Now we'll run  two threshold tests -- one for all searches and another for our discretionary search universe. This typically takes about 20 minutes to run. 

Grab a coffee!

In [8]:
# Run threshold test for all searches and for just discretionary searches
tt_results_all_searches <- threshold_test(
  ripa_veh,
  sub_geography,
  geography_col = geography
)
write_rds(tt_results_all_searches, "tt_results_all_searches.rds")

tt_results_discretionary_searches <- threshold_test(
  ripa_veh %>% filter(!non_discretionary_search),
  sub_geography,
  geography_col = geography
)
write_rds(
  tt_results_discretionary_searches, 
  "tt_results_discretionary_searches.rds"
)


# Function wrapper for convergence checks and ppcs
model_checks <- function(model_result) {
  fit <- model_result$metadata$fit
  summary <- summary(fit)$summary
  # Want this to be < 1.05
  print("max Rhat")
  print(summary[,'Rhat'] %>% max(na.rm = T))
  # Want this to be > 0.001
  print("min n_eff")
  print(summary[,'n_eff'] %>% min(na.rm = T)) #/ nrow(tbl))

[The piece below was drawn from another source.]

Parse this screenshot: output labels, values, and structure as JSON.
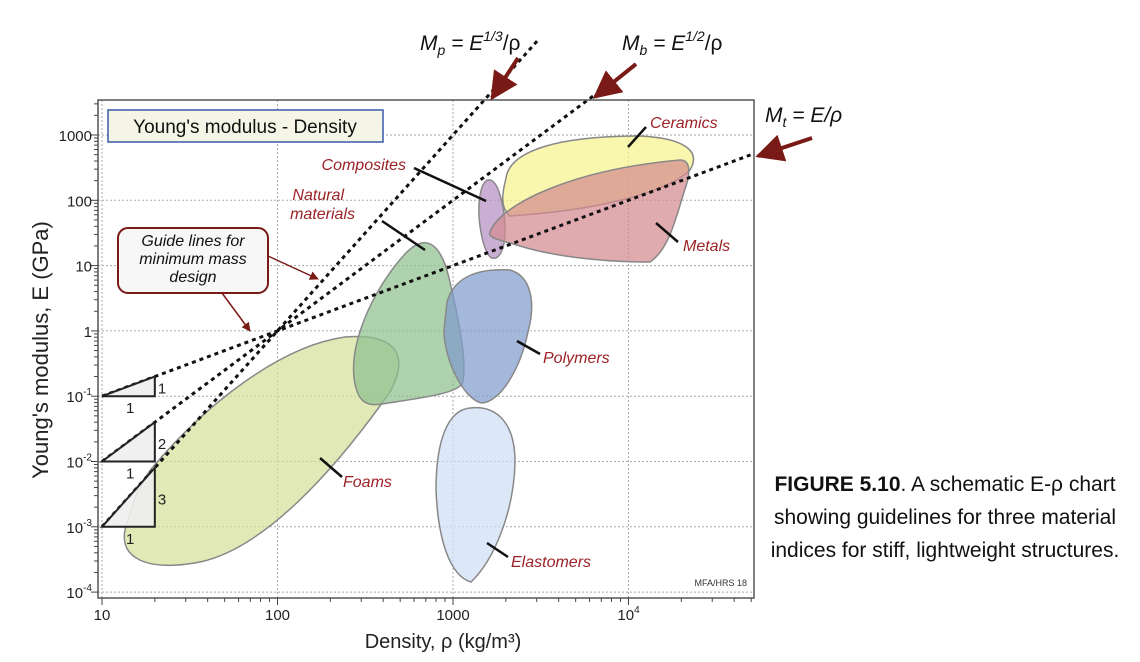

  search_rate_ppc <- plt_ppc_rates(
    model_result$results$thresholds,
    rstan::extract(model_result$metadata$fit),
    "search_rate",
    numerator_col = n_action,
    denominator_col = n,
    title = str_c("LA threshold ppc - search rates")
  )

  hit_rate_ppc <- plt_ppc_rates(
    model_result$results$thresholds,
    rstan::extract(model_result$metadata$fit),
    "hit_rate",
    numerator_col = n_outcome,
    denominator_col = n_action,
    title = str_c("LA threshold ppc - hit rates")
  )

  list(
    search_rate_ppc = search_rate_ppc,
    hit_rate_ppc = hit_rate_ppc
  )
}

all_search_checks <- model_checks(tt_results_all_searches)
disc_search_checks <- model_checks(tt_results_discretionary_searches)

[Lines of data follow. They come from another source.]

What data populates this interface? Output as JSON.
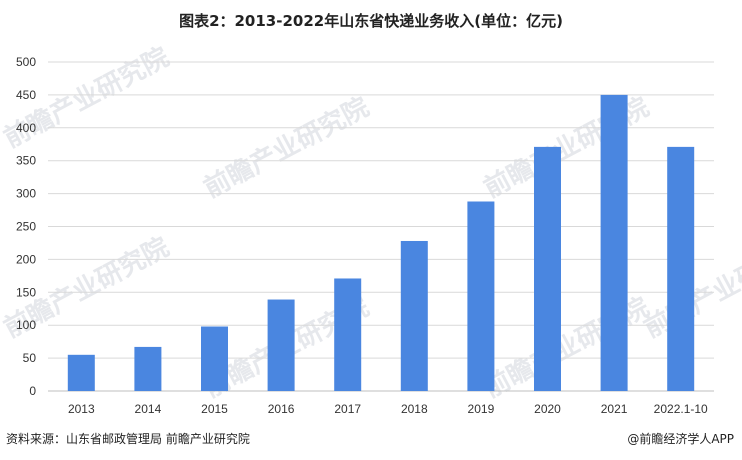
{
  "title": "图表2：2013-2022年山东省快递业务收入(单位：亿元)",
  "footer": {
    "source": "资料来源：山东省邮政管理局 前瞻产业研究院",
    "brand": "@前瞻经济学人APP"
  },
  "watermark": "前瞻产业研究院",
  "colors": {
    "bar": "#4a86e0",
    "grid": "#d9d9d9",
    "axis": "#bfbfbf"
  },
  "chart_data": {
    "type": "bar",
    "categories": [
      "2013",
      "2014",
      "2015",
      "2016",
      "2017",
      "2018",
      "2019",
      "2020",
      "2021",
      "2022.1-10"
    ],
    "values": [
      55,
      67,
      98,
      139,
      171,
      228,
      288,
      371,
      450,
      371
    ],
    "ylim": [
      0,
      500
    ],
    "yticks": [
      0,
      50,
      100,
      150,
      200,
      250,
      300,
      350,
      400,
      450,
      500
    ],
    "grid": true,
    "legend": "none"
  }
}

tt_results_all_searches$results$aggregate_thresholds
tt_results_discretionary_searches$results$aggregate_thresholds

"2.38% of data was null for required columns and removed"recompiling to avoid crashing R session
"number of items to replace is not a multiple of replacement length"

[1] "max Rhat"
[1] 1.004415
[1] "min n_eff"
[1] 1400.747
[1] "Weighted RMS prediction error: 0.04%"
[1] "Weighted RMS prediction error: 4.99%"
[1] "max Rhat"
[1] 1.005524
[1] "min n_eff"
[1] 1211.272
[1] "Weighted RMS prediction error: 0.05%"
[1] "Weighted RMS prediction error: 7.80%"

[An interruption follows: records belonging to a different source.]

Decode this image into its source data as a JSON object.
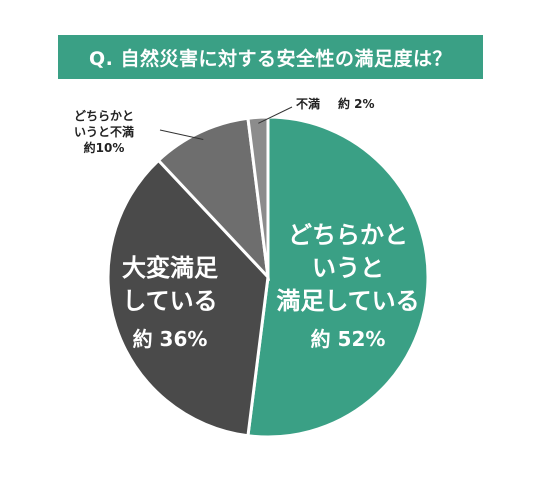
{
  "chart_data": {
    "type": "pie",
    "title": "Q. 自然災害に対する安全性の満足度は？",
    "slices": [
      {
        "label_lines": [
          "どちらかと",
          "いうと",
          "満足している"
        ],
        "value_text": "約 52%",
        "value": 52,
        "color": "#3aa085"
      },
      {
        "label_lines": [
          "大変満足",
          "している"
        ],
        "value_text": "約 36%",
        "value": 36,
        "color": "#4a4a4a"
      },
      {
        "label_lines": [
          "どちらかと",
          "いうと不満"
        ],
        "value_text": "約10%",
        "value": 10,
        "color": "#6e6e6e"
      },
      {
        "label_lines": [
          "不満"
        ],
        "value_text": "約 2%",
        "value": 2,
        "color": "#8c8c8c"
      }
    ]
  }
}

race,avg_threshold,threshold_ci,threshold_diff,diff_ci
black,15.91%,"(15.33%, 16.48%)",-2.05%,"(-3.50%, -0.64%)"
hispanic,15.38%,"(14.85%, 15.93%)",-2.58%,"(-4.01%, -1.19%)"
other,15.00%,"(13.48%, 16.61%)",-2.97%,"(-4.97%, -0.90%)"
white,17.96%,"(16.68%, 19.28%)",,


race,avg_threshold,threshold_ci,threshold_diff,diff_ci
black,18.49%,"(17.60%, 19.40%)",-5.79%,"(-8.86%, -3.02%)"
hispanic,18.91%,"(18.01%, 19.87%)",-5.38%,"(-8.42%, -2.58%)"
other,20.50%,"(17.83%, 23.49%)",-3.78%,"(-7.77%, 0.26%)"
white,24.28%,"(21.64%, 27.21%)",,


These result tables show that black and Latino vehicle occupants had significantly lower search thresholds than whites for all searches and for discretionary searches.